A proposta de criação do dia do nascituro, ou seja, daquele que ainda não nasceu, de Eduardo Girão, foi recebido na Comissão de Direitos Humanos da Casa no dia 11 e aprovado no dia 20 de setembro, com relatoria do senador Magno Malta. Agora, ele pode seguir direto para a Câmara dos Deputados, se não houver interposição de recurso até o próximo dia 29.
Durante a visita do grupo feminista ao gabinete da senadora Augusta Brito, a assessora legislativa Olga Leitão, disse que enfrentar pautas antiaborto têm sido prejudicado por outros temas que estão mobilizado a atenção dos parlamentares neste momento, entre elas o Marco Temporal, aprovado no Senado na quarta-feira (27). “Acaba que outras coisas vão passando”, comentou a assessora.
“É uma reação conservadora aos nossos avanços”
Dentro das atividades realizadas no Congresso Nacional, para marcar o dia de luta pela descriminalização do aborto, a Frente Parlamentar Feminista Antirracista, encerrada na Legislatura anterior e ainda não oficialmente recomposta, retomou atividades com um seminário no Plenário da Câmara dos Deputados. “É uma frente que pautou lutas e resistências em um momento difícil.
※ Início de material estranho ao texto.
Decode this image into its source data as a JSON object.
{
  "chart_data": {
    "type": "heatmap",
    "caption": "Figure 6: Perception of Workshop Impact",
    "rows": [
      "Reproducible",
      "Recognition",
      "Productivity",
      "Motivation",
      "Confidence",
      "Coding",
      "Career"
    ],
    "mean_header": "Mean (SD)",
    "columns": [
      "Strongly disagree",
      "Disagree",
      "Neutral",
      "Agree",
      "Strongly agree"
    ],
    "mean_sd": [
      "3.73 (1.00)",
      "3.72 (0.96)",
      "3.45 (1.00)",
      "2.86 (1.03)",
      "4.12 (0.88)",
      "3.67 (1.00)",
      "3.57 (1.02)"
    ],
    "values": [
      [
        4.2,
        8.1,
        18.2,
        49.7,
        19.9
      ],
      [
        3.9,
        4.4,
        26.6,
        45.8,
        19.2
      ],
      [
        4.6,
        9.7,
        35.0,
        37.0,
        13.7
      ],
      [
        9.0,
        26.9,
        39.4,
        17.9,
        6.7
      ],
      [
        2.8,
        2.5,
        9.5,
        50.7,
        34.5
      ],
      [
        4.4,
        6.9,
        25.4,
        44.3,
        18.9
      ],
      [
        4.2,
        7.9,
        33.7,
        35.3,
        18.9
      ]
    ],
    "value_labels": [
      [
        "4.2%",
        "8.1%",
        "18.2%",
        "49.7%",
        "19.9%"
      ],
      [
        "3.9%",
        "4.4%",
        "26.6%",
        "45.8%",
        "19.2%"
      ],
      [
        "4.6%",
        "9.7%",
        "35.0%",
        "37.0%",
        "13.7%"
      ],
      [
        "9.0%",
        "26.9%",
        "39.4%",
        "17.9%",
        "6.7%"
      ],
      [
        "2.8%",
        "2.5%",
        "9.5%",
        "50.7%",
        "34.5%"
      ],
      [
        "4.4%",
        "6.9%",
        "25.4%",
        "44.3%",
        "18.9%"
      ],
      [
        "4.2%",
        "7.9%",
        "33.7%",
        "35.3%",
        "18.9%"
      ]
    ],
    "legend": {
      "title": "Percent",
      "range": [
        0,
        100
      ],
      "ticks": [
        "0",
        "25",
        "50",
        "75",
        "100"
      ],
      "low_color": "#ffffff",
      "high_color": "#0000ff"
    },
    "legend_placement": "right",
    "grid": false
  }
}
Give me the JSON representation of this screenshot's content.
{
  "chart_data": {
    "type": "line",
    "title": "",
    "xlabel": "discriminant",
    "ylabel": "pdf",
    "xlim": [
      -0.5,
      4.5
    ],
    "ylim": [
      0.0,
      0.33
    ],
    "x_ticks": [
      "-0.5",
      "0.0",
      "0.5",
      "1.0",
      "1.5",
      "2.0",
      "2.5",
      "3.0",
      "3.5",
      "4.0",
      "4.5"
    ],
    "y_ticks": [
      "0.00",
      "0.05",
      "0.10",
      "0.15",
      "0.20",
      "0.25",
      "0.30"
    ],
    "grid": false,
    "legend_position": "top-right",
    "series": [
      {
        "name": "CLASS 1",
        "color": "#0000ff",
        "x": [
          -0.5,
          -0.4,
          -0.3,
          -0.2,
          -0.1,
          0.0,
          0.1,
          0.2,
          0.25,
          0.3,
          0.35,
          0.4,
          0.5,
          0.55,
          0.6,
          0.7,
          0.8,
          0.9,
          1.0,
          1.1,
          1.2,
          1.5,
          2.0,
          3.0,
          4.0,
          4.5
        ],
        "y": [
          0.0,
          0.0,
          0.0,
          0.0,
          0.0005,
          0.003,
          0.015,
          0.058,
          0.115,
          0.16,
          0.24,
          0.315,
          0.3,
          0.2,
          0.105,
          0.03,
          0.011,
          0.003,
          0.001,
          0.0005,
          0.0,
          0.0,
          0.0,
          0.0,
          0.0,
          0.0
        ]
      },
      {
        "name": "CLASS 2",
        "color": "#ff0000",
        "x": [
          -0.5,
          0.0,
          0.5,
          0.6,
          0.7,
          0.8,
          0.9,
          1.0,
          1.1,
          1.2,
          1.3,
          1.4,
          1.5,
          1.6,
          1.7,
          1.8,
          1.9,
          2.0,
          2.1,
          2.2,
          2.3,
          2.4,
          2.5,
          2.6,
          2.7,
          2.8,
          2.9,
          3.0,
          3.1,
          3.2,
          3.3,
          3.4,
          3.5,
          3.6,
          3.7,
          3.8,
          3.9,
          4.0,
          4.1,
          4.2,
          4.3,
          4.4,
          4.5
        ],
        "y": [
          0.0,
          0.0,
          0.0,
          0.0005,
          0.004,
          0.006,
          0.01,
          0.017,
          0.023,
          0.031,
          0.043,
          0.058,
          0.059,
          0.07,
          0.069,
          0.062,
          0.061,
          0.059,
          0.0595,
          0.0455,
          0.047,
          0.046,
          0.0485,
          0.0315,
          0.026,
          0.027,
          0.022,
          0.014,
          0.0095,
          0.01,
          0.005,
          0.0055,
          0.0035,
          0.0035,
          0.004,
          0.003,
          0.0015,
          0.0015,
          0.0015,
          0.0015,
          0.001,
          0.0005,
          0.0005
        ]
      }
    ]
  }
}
A gente agora tem um desafio maior, que é uma combinação de liberdades democráticas para seguir a luta em outro patamar, mas também seguir na luta”, disse a deputada federal Fernanda Melchionna (PSOL-RS), na abertura da programação.
“A obstrução de votações na Câmara e no Senado, anunciada por frentes de direita, é mais do que um recado para o STF. É uma reação conservadora aos nossos avanços: o casamento homoafetivo, que é uma garantia desde 2011, a votação do Marco Temporal e a defesa dos Povos Indígenas e do meio ambiente, e a pauta a legalização do aborto”, acrescentou Melchionna.
“Ainda temos uma extrema direita e um conservadorismo fundamentalista muito organizado aqui no Congresso Nacional. As pautas que envolvem nossa liberdade, nosso corpo, nossos direitos sexuais e reprodutivos ainda vão ser muito atacadas”, diz Talíria Petrone, deputada federal do PSOL-RJ, que participou da abertura do seminário da Frente Parlamentar Feminista Antirracista.